Transformation of your Dependent and Independent variables

Anupam Ghosh

Join Date: Jan 2023

Posts: 119
#1

Transformation of your Dependent and Independent variables

04 Jan 2024, 15:17

Hi,

I am trying to assess the effect of multiple treatments (treat1 = 1/0, .., treat6 = 1/0) on county-level crime rates from 1990-2020. In doing so, I am stuck on a quite fundamental question. Is there any literature that looks at why and when we should transform the dependent and independent variables?

Currently, I have standardized all my crime (dependent) and control variables by their respective county means and standard deviations. However, I am interested in knowing, whether my model's efficacy changes if I use other transformed dependent variables, such as, Growth Rates in Crime or Per-Capita Crime rates?
Tags: data, panel, panel data, regression, Suggestion
Anupam Ghosh

Join Date: Jan 2023

Posts: 119
#2

04 Jan 2024, 15:34

I tried using both the standardized dependent variable ( Black_Prop_std) and the %change dependent variable (Black_PropChg) in my regressions. For the former, I get a -ve and an insignificant effect for one of my key treatment variables (Coastal_Maj13) whereas for the latter, I get a +ve and a significant effect for Coastal_Maj13. I am thus confused as to which should I be using. Examples are pasted below:

---------------------------------------------------------------------------------
| Robust
Black_Prop_std | Coefficient std. err. t P>|t| [95% conf. interval]
----------------+----------------------------------------------------------------
Coastal_Min13 | -.2866702 .1088544 -2.63 0.008 -.5001079 -.0732325
Coastal_Min49 | -.275763 .1364059 -2.02 0.043 -.5432227 -.0083033
Coastal_Min1020 | -.7377114 .2077075 -3.55 0.000 -1.144976 -.3304463
Coastal_Maj13 | -.5034967 .5525222 -0.91 0.362 -1.586862 .5798683
Coastal_Maj49 | .7073029 .3643629 1.94 0.052 -.0071262 1.421732
Coastal_Maj1020 | .3225687 .4281318 0.75 0.451 -.5168961 1.162034

---------------------------------------------------------------------------------
| Robust
Black_PropChg | Coefficient std. err. t P>|t| [95% conf. interval]
----------------+----------------------------------------------------------------
Coastal_Min13 | -.9729181 .7979341 -1.22 0.223 -2.537478 .5916421
Coastal_Min49 | .7249219 .9756478 0.74 0.458 -1.188093 2.637937
Coastal_Min1020 | 3.99696 1.071004 3.73 0.000 1.896975 6.096945
Coastal_Maj13 | 5.083457 1.918251 2.65 0.008 1.322221 8.844694
Coastal_Maj49 | 3.728417 .7936676 4.70 0.000 2.172223 5.284612
Coastal_Maj1020 | 5.755003 1.270587 4.53 0.000 3.263682 8.246323
Comment
Clyde Schechter

Join Date: Apr 2014

Posts: 29962
#3

04 Jan 2024, 16:18

I think you are thinking about this the wrong way so your question itself is ill-conceived and should not be answered.

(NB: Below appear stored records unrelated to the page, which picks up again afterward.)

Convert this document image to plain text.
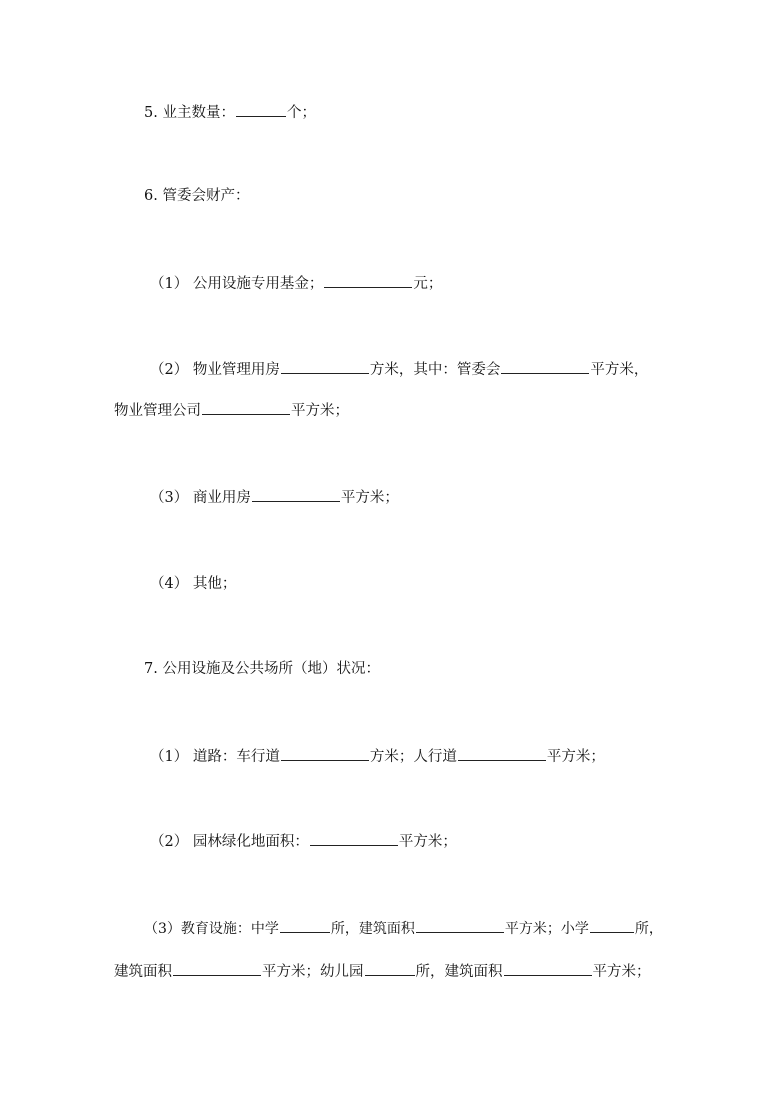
5. 业主数量：	个；
6. 管委会财产：
（1） 公用设施专用基金；	元；
（2） 物业管理用房	方米，其中：管委会	平方米，
物业管理公司	平方米；
（3） 商业用房	平方米；
（4） 其他；
7. 公用设施及公共场所（地）状况：
（1） 道路：车行道	方米；人行道	平方米；
（2） 园林绿化地面积：	平方米；
（3）教育设施：中学	所，建筑面积	平方米；小学	所，
建筑面积	平方米；幼儿园	所，建筑面积	平方米；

Standardizing a variable just shifts the constant term and rescales the coefficients. If the dependent variable, without standardization, has recognizable units of measurement, standardizing it usually serves no purpose other than obfuscating the results and lending an air of mathiness to the presentation. If, however the dependent variable has arbitrary units of measurement that most people would not recognize then standardization lends a frame of reference to understanding the results and is helpful. But, in either case, there is no substantive change that results from standardization. All it does is change the units of measurement: the difference between studying distance in meters vs centimeters or kilometers.

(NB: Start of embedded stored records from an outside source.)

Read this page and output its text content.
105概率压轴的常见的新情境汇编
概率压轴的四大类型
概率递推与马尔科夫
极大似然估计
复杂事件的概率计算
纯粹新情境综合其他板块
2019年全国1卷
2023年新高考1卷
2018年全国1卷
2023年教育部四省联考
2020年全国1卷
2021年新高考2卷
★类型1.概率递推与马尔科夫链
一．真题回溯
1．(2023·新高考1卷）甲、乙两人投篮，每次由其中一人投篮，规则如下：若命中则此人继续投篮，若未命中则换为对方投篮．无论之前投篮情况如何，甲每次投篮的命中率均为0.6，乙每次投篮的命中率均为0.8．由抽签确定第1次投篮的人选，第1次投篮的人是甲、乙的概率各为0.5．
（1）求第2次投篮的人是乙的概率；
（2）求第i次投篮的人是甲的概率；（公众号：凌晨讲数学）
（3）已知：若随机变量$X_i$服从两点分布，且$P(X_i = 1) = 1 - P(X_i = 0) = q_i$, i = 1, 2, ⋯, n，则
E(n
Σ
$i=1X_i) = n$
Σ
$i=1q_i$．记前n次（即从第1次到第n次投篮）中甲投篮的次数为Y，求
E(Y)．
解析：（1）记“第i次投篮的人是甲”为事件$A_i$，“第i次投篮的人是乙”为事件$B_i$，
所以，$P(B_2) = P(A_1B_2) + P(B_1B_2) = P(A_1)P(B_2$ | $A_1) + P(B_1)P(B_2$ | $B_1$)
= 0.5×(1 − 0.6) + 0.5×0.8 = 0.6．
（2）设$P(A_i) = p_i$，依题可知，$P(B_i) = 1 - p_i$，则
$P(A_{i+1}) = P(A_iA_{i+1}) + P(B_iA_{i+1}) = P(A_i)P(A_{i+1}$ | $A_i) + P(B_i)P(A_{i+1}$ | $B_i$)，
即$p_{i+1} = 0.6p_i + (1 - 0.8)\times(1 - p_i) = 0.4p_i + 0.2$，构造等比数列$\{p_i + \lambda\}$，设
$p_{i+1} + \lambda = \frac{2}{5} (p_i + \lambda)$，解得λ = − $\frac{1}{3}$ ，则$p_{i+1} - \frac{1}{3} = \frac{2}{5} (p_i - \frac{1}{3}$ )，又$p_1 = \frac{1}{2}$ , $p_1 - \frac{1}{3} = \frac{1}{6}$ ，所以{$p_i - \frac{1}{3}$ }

When you calculate a change variable, you are changing the research question altogether. This should not be thought of as a transformation of the variable. It is replacing the variable by something that is somewhat related but really quite different. Things that predict the levels of crime rates do not necessarily, and often don't, predict changes in crime rates, and vice versa. So the decision about whether to use a change variable is not some little tweak to the analysis of crime. It actually changes the substance of what you are investigating. So in connection with whether to use a change variable or not, there will be no literature to guide you on whether to do this kind of "transformation," because it is not a transformation in that sense. Rather you need to decide, ideally before you even look at the data, or even gather it, whether you are studying rates of crime or changes in rates of crime. (I included that this should be done, ideally before even gathering data, because sometimes different study designs are better for getting at changes than levels.) If you are already working with a settled data set, you need to decide on what your research question is, and then go about answering it with the corresponding dependent variable.
Comment
Anupam Ghosh

Join Date: Jan 2023

Posts: 119
#4

04 Jan 2024, 16:44

Hi Clyde,

Thank you for responding. The goal of my research is to analyze the effect of my treatment on crime rates. All treatment variables have been lagged. Here's an example of how I get my treatment variables:

forvalues i = 1/20 {
by fips (year), sort: gen Hurr_Surface`i' = L`i'.vmax_sust
replace Hurr_Surface`i' = 0 if Hurr_Surface`i' == .
}

gen Major13 = inrange(Hurr_Surface1, 48, 999) | inrange(Hurr_Surface2, 48, 999) | inrange(Hurr_Surface3, 48, 999)

local i = 1
foreach dep_var in `dep_vars' {
qui xtreg `dep_var' Minor13 Minor49 Minor1020 Major13 Major49 Major1020 L1.Total_Crime_std Black_Prop_std Labor_Force_std Unemp_Rate_std Tot_Establishments_std Avg_Monthly_Wage_std i.year, fe vce(cluster fips)
estimates store HurrRegChg`i'
local i = `i' + 1
}

Hence what I am ideally trying to see is that contingent on a county facing a hurricane within t-1 to t-3 what is its effect on Crime rates in period t. I have also generated logged values of per-capita crime rates. It would be really very helpful if you can throw some more light on suitability of my design.
Comment
Clyde Schechter

Join Date: Apr 2014

Posts: 29962
#5

04 Jan 2024, 19:22

Based on what you say in #4, there is clearly no role for using change in crime rates as your dependent variable. You are explicitly looking to see if hurricane exposure increases crime rates. The fact that your exposure variable is defined in terms of a look-back period of 3 years doesn't change that in any way. In fact, it is usually the case that the determinants of outcomes are factors that predate those outcomes, so when we are interested in looking for causal associations, it is quite common that the independent variables will involve lags. But that doesn't create a role for using the change in the outcome when what you are trying to study is the level of the outcome.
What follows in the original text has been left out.